Here's the full collection of programs I wrote for MS-DOS between getting my first DOS computer in 1988 and upgrading to Linux in 1995. They're mostly graphics-oriented stuff like a Mandelbrot set generator and an anaglyph plot of the Lorenz Attractor.
Download the source code
Download the binaries
The only one that received much notice was the Scrabble game
I wrote for Intro to Computing II class in the spring of 1989.
The graphics are laughably low-res by today's standards, but my
classmates and teachers were seriously impressed at the time.
For much of the 1990s my mother spent long hours playing this
game, even finding a bug that my professor had luckily missed.
I later wrote similar Othello and Go games in assembly language, and started on Checkers but lost interest.
Some programs work in DOSEMU and some don't, depending on which graphics mode they use. The EGA games look best if you set "$_X_aspect_43 = (on)" in the config file.
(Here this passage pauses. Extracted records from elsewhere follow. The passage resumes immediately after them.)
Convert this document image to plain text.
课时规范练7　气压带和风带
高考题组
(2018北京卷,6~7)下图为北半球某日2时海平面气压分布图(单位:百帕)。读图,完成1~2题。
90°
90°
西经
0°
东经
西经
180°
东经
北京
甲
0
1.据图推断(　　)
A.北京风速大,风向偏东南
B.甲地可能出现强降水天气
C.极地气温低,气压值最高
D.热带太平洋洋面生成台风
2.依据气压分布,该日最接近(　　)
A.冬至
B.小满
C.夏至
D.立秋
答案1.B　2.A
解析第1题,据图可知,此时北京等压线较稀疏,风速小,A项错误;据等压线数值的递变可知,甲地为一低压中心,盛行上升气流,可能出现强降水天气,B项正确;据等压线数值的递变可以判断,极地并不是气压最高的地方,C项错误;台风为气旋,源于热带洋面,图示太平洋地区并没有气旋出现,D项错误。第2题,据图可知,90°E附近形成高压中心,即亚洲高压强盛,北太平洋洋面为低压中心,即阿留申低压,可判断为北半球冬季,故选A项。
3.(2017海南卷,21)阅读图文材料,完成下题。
Not finding any emulation that supports the Hercules Graphics Card (720x348 monochrome), I ported two of my favorites to Linux/X11. Both must by compiled with "gcc something.c -lX11 -lm". They are:
Skyplot, a digital planisphere, which
requires this star catalog to run.
It contains some bits of C code that might be worth stealing,
like a routine that draws thin lines with sub-pixel precision, and
this Gregorian calendar algorithm.
Octagon, a two-person tank battle game
This is literally the only original video game idea I ever came
up with: Have one tank that can only move and shoot diagonally
and one that can only move and shoot orthogonally, and randomly
scatter octagons across the field to create gaps that one tank
can shoot through but the other can't. Velocities add, so shots
can be slanted by firing sideways while moving.